Pier 1 Plunges Again After Quarterly Report Worse Than Anticipated
(Bloomberg) -- Pier 1 Imports Inc. shares tumbled on Thursday after the home-goods retailer’s latest quarterly report -- despite the company’s earlier warning that same-store sales contracted sharply in the period.
In addition to the slump in that key metric, revenue and an array of other indicators fell short of analysts’ expectations, prompting the shares to fall as much as 10.4 percent before paring much of the loss.
Chief Executive Officer Alasdair James attributed the company’s performance to a failure to correctly carry out its turnaround plan, citing a lack of product innovation and not enough store traffic.
“This isn’t about the plan being wrong, this is around our execution of bringing it to life,” James said on a call with analysts. “It’s disappointing to me to have to say on a call like this, that executional issues are all behind the performance, but that is the reality.”

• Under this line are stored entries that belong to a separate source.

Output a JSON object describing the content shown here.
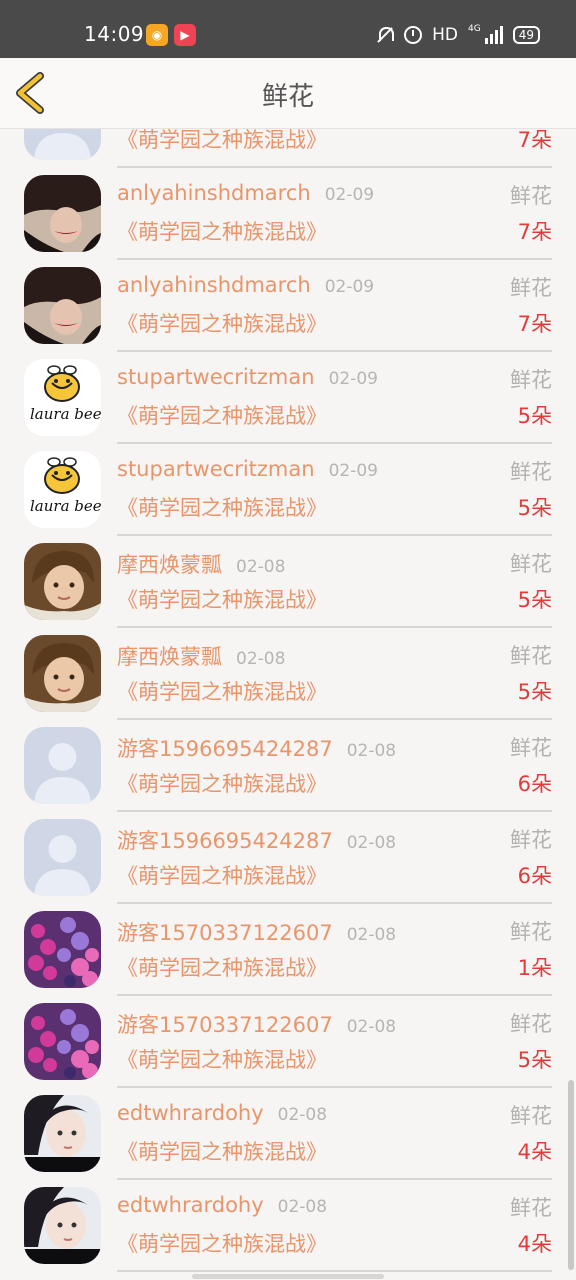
{
  "status_bar": {
    "time": "14:09",
    "network": "HD",
    "network_type": "4G",
    "battery": "49",
    "icons": [
      "weibo-app-icon",
      "video-app-icon",
      "bell-muted-icon",
      "alarm-clock-icon",
      "signal-icon",
      "battery-icon"
    ]
  },
  "header": {
    "title": "鲜花",
    "back_icon": "chevron-left-icon",
    "back_color": "#f2c230"
  },
  "colors": {
    "username": "#e8956a",
    "count": "#e33a3a",
    "muted": "#b5b1b1"
  },
  "rows": [
    {
      "user": "",
      "date": "",
      "type": "",
      "book": "《萌学园之种族混战》",
      "count": "7朵",
      "avatar": "default-avatar"
    },
    {
      "user": "anlyahinshdmarch",
      "date": "02-09",
      "type": "鲜花",
      "book": "《萌学园之种族混战》",
      "count": "7朵",
      "avatar": "woman-hat-avatar"
    },
    {
      "user": "anlyahinshdmarch",
      "date": "02-09",
      "type": "鲜花",
      "book": "《萌学园之种族混战》",
      "count": "7朵",
      "avatar": "woman-hat-avatar"
    },
    {
      "user": "stupartwecritzman",
      "date": "02-09",
      "type": "鲜花",
      "book": "《萌学园之种族混战》",
      "count": "5朵",
      "avatar": "laura-bee-avatar"
    },
    {
      "user": "stupartwecritzman",
      "date": "02-09",
      "type": "鲜花",
      "book": "《萌学园之种族混战》",
      "count": "5朵",
      "avatar": "laura-bee-avatar"
    },
    {
      "user": "摩西焕蒙瓢",
      "date": "02-08",
      "type": "鲜花",
      "book": "《萌学园之种族混战》",
      "count": "5朵",
      "avatar": "child-avatar"
    },
    {
      "user": "摩西焕蒙瓢",
      "date": "02-08",
      "type": "鲜花",
      "book": "《萌学园之种族混战》",
      "count": "5朵",
      "avatar": "child-avatar"
    },
    {
      "user": "游客1596695424287",
      "date": "02-08",
      "type": "鲜花",
      "book": "《萌学园之种族混战》",
      "count": "6朵",
      "avatar": "default-avatar"
    },
    {
      "user": "游客1596695424287",
      "date": "02-08",
      "type": "鲜花",
      "book": "《萌学园之种族混战》",
      "count": "6朵",
      "avatar": "default-avatar"
    },
    {
      "user": "游客1570337122607",
      "date": "02-08",
      "type": "鲜花",
      "book": "《萌学园之种族混战》",
      "count": "1朵",
      "avatar": "hyacinth-avatar"
    },
    {
      "user": "游客1570337122607",
      "date": "02-08",
      "type": "鲜花",
      "book": "《萌学园之种族混战》",
      "count": "5朵",
      "avatar": "hyacinth-avatar"
    },
    {
      "user": "edtwhrardohy",
      "date": "02-08",
      "type": "鲜花",
      "book": "《萌学园之种族混战》",
      "count": "4朵",
      "avatar": "girl-portrait-avatar"
    },
    {
      "user": "edtwhrardohy",
      "date": "02-08",
      "type": "鲜花",
      "book": "《萌学园之种族混战》",
      "count": "4朵",
      "avatar": "girl-portrait-avatar"
    }
  ]
}
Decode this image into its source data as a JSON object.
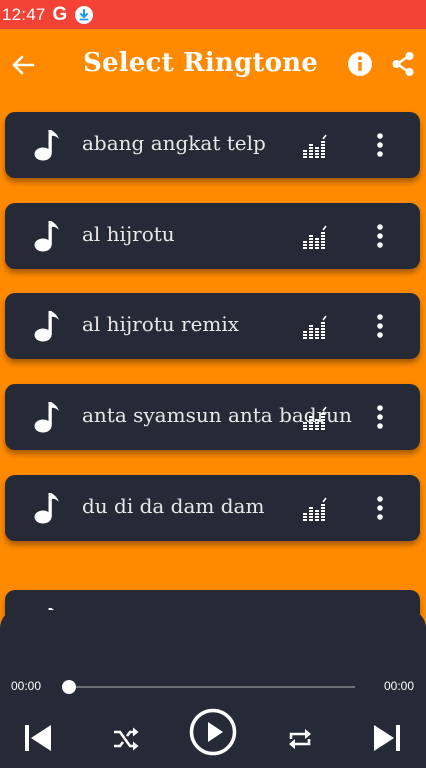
{
  "status_bar": {
    "time": "12:47",
    "google_badge": "G",
    "download_icon": "download-icon"
  },
  "app_bar": {
    "title": "Select Ringtone",
    "back_icon": "arrow-back-icon",
    "info_icon": "info-icon",
    "share_icon": "share-icon"
  },
  "ringtones": [
    {
      "name": "abang angkat telp"
    },
    {
      "name": "al hijrotu"
    },
    {
      "name": "al hijrotu remix"
    },
    {
      "name": "anta syamsun anta badrun"
    },
    {
      "name": "du di da dam dam"
    },
    {
      "name": ""
    }
  ],
  "player": {
    "current_time": "00:00",
    "total_time": "00:00",
    "progress": 0
  },
  "colors": {
    "background": "#ff8a00",
    "status_bar": "#f44336",
    "card": "#262a37",
    "text": "#ffffff"
  }
}
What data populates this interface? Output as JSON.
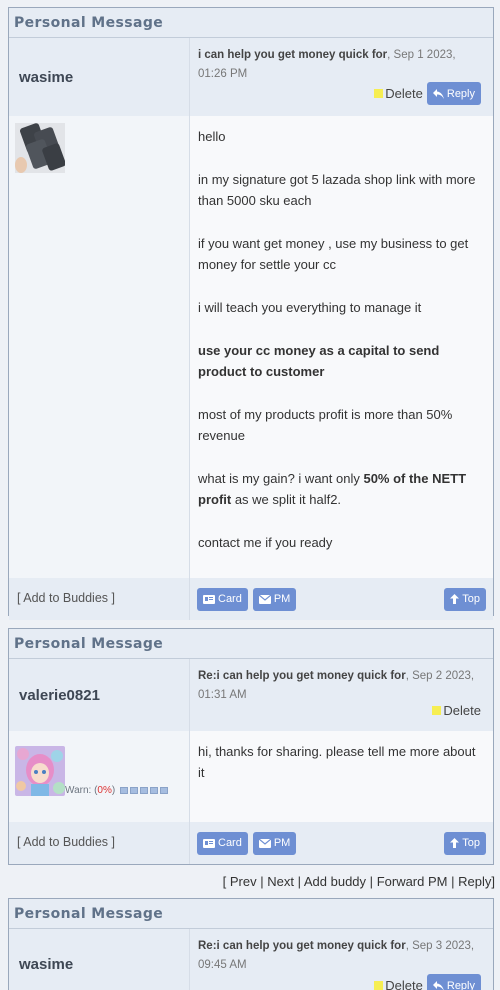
{
  "panel_title": "Personal Message",
  "labels": {
    "delete": "Delete",
    "reply": "Reply",
    "card": "Card",
    "pm": "PM",
    "top": "Top",
    "add_buddies": "[ Add to Buddies ]"
  },
  "messages": [
    {
      "username": "wasime",
      "subject": "i can help you get money quick for",
      "date": ", Sep 1 2023, 01:26 PM",
      "body": [
        {
          "text": "hello"
        },
        {
          "text": "in my signature got 5 lazada shop link with more than 5000 sku each"
        },
        {
          "text": "if you want get money , use my business to get money for settle your cc"
        },
        {
          "text": "i will teach you everything to manage it"
        },
        {
          "bold": "use your cc money as a capital to send product to customer"
        },
        {
          "text": "most of my products profit is more than 50% revenue"
        },
        {
          "pre": "what is my gain? i want only ",
          "bold": "50% of the NETT profit",
          "post": " as we split it half2."
        },
        {
          "text": "contact me if you ready"
        }
      ]
    },
    {
      "username": "valerie0821",
      "subject": "Re:i can help you get money quick for",
      "date": ", Sep 2 2023, 01:31 AM",
      "warn_label": "Warn: (",
      "warn_pct": "0%",
      "warn_close": ")",
      "body": [
        {
          "text": "hi, thanks for sharing. please tell me more about it"
        }
      ]
    },
    {
      "username": "wasime",
      "subject": "Re:i can help you get money quick for",
      "date": ", Sep 3 2023, 09:45 AM"
    }
  ],
  "pm_nav": {
    "open": "[",
    "prev": "Prev",
    "next": "Next",
    "add_buddy": "Add buddy",
    "forward": "Forward PM",
    "reply": "Reply",
    "close": "]",
    "sep": "|"
  },
  "colors": {
    "button": "#6e8fd3",
    "header_bg": "#e6ecf4",
    "title_text": "#607289",
    "delete_marker": "#f6ee52",
    "warn_pct": "#dd3333"
  }
}
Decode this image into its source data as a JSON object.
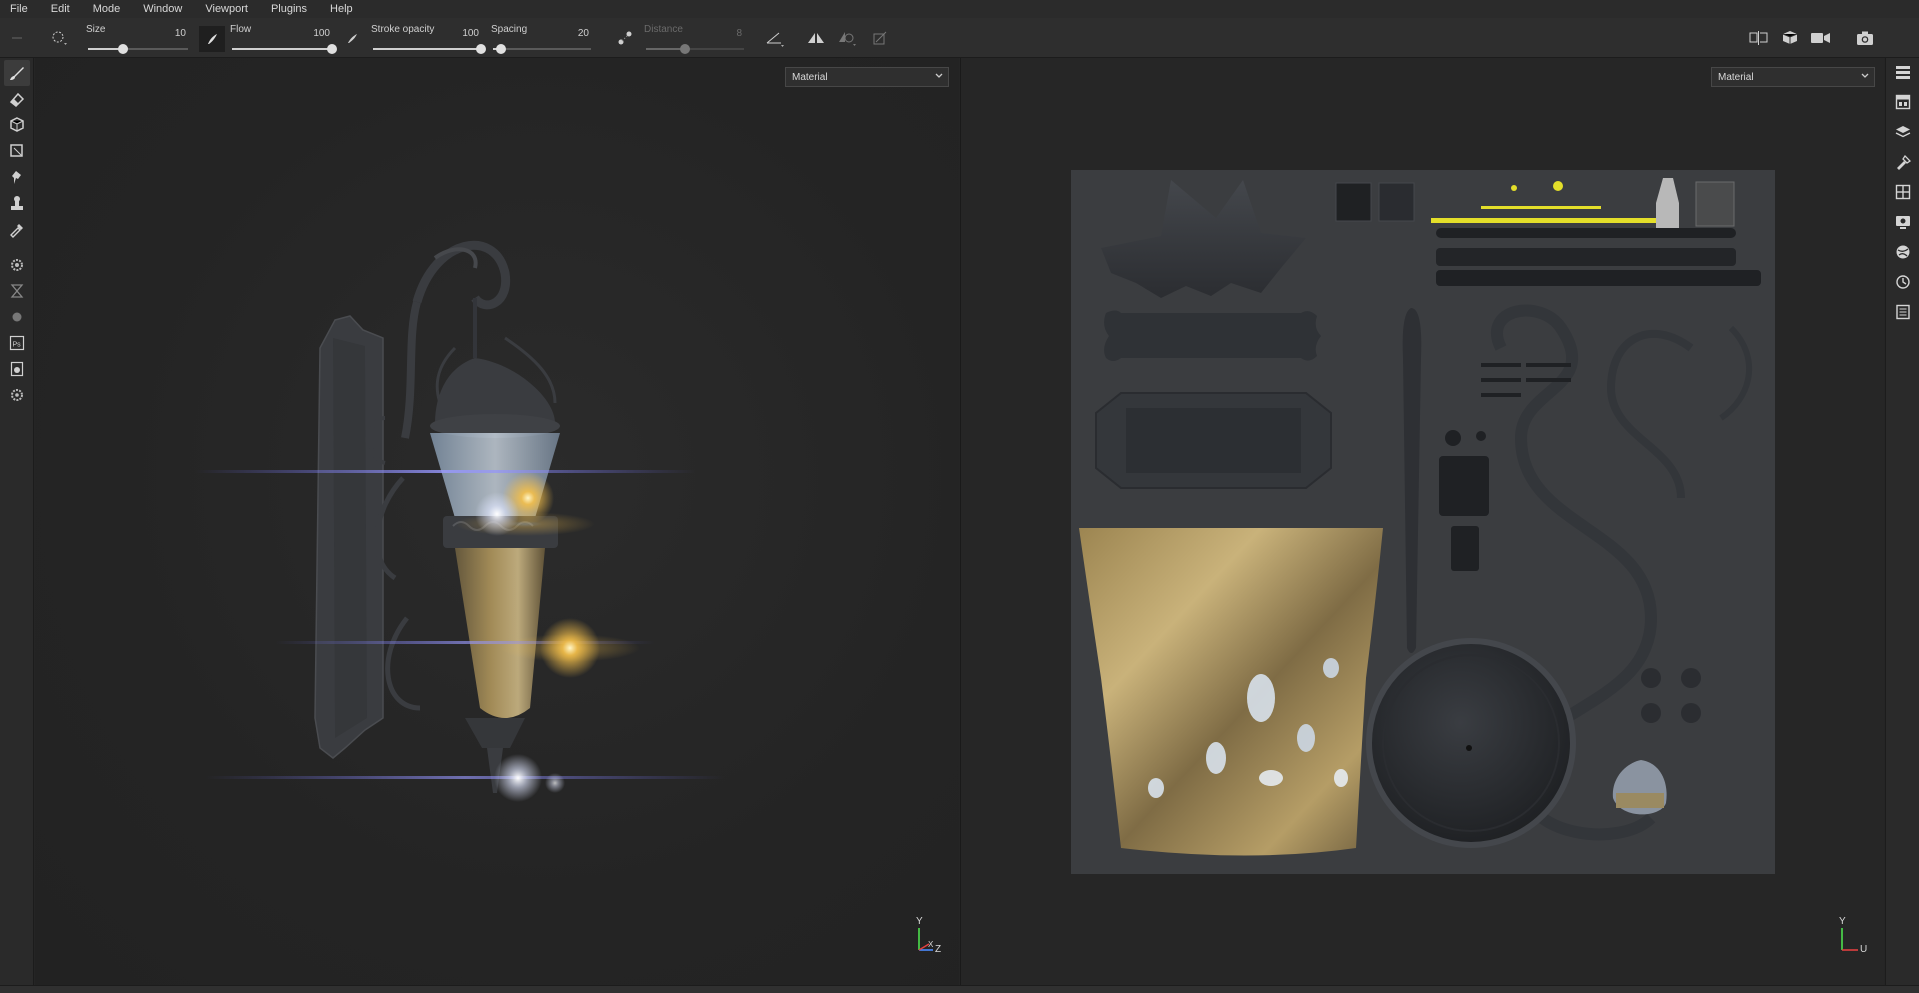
{
  "menu": [
    "File",
    "Edit",
    "Mode",
    "Window",
    "Viewport",
    "Plugins",
    "Help"
  ],
  "toolbar": {
    "sliders": [
      {
        "label": "Size",
        "value": "10",
        "fraction": 0.35,
        "enabled": true
      },
      {
        "label": "Flow",
        "value": "100",
        "fraction": 1.0,
        "enabled": true
      },
      {
        "label": "Stroke opacity",
        "value": "100",
        "fraction": 1.0,
        "enabled": true
      },
      {
        "label": "Spacing",
        "value": "20",
        "fraction": 0.08,
        "enabled": true
      },
      {
        "label": "Distance",
        "value": "8",
        "fraction": 0.4,
        "enabled": false
      }
    ]
  },
  "viewport3d": {
    "mode": "Material",
    "axis_y": "Y",
    "axis_z": "Z",
    "axis_x": "X"
  },
  "viewport2d": {
    "mode": "Material",
    "axis_y": "Y",
    "axis_u": "U"
  },
  "colors": {
    "accent_glow": "#f5c04a",
    "lens_flare": "#6c6cff",
    "metal": "#3a3c40",
    "glass": "#b79c5f"
  },
  "icons": {
    "left": [
      "brush-icon",
      "eraser-icon",
      "projection-icon",
      "geometry-icon",
      "smudge-icon",
      "clone-icon",
      "color-picker-icon",
      "settings-icon",
      "bake-icon",
      "material-icon",
      "photoshop-icon",
      "export-icon",
      "gear-icon"
    ],
    "right": [
      "layers-panel-icon",
      "texture-set-icon",
      "layer-stack-icon",
      "brush-presets-icon",
      "uv-tiles-icon",
      "display-icon",
      "environment-icon",
      "history-icon",
      "log-icon"
    ]
  }
}
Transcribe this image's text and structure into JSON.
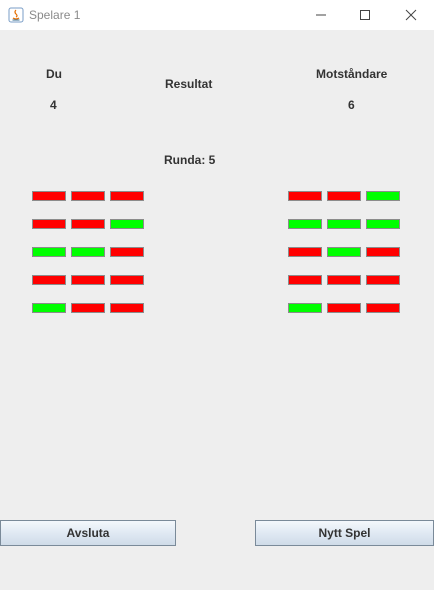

Net sales declined 13 percent to $355.3 million, short of analysts’ average estimate of $361.2 million. This put pressure on the company’s gross margins, while same-store sales, an important gauge for retailers, declined 11.4 percent. Pier 1 reported preliminary results for the period on Sept. 20.
More obstacles also complicate the Pier 1’s outlook. About 59 percent of the company’s sales in the current fiscal year are from goods produced in China -- which are now subject to a 10 percent tariff. The Forth Worth, Texas-based company is also contending with higher freight expenses.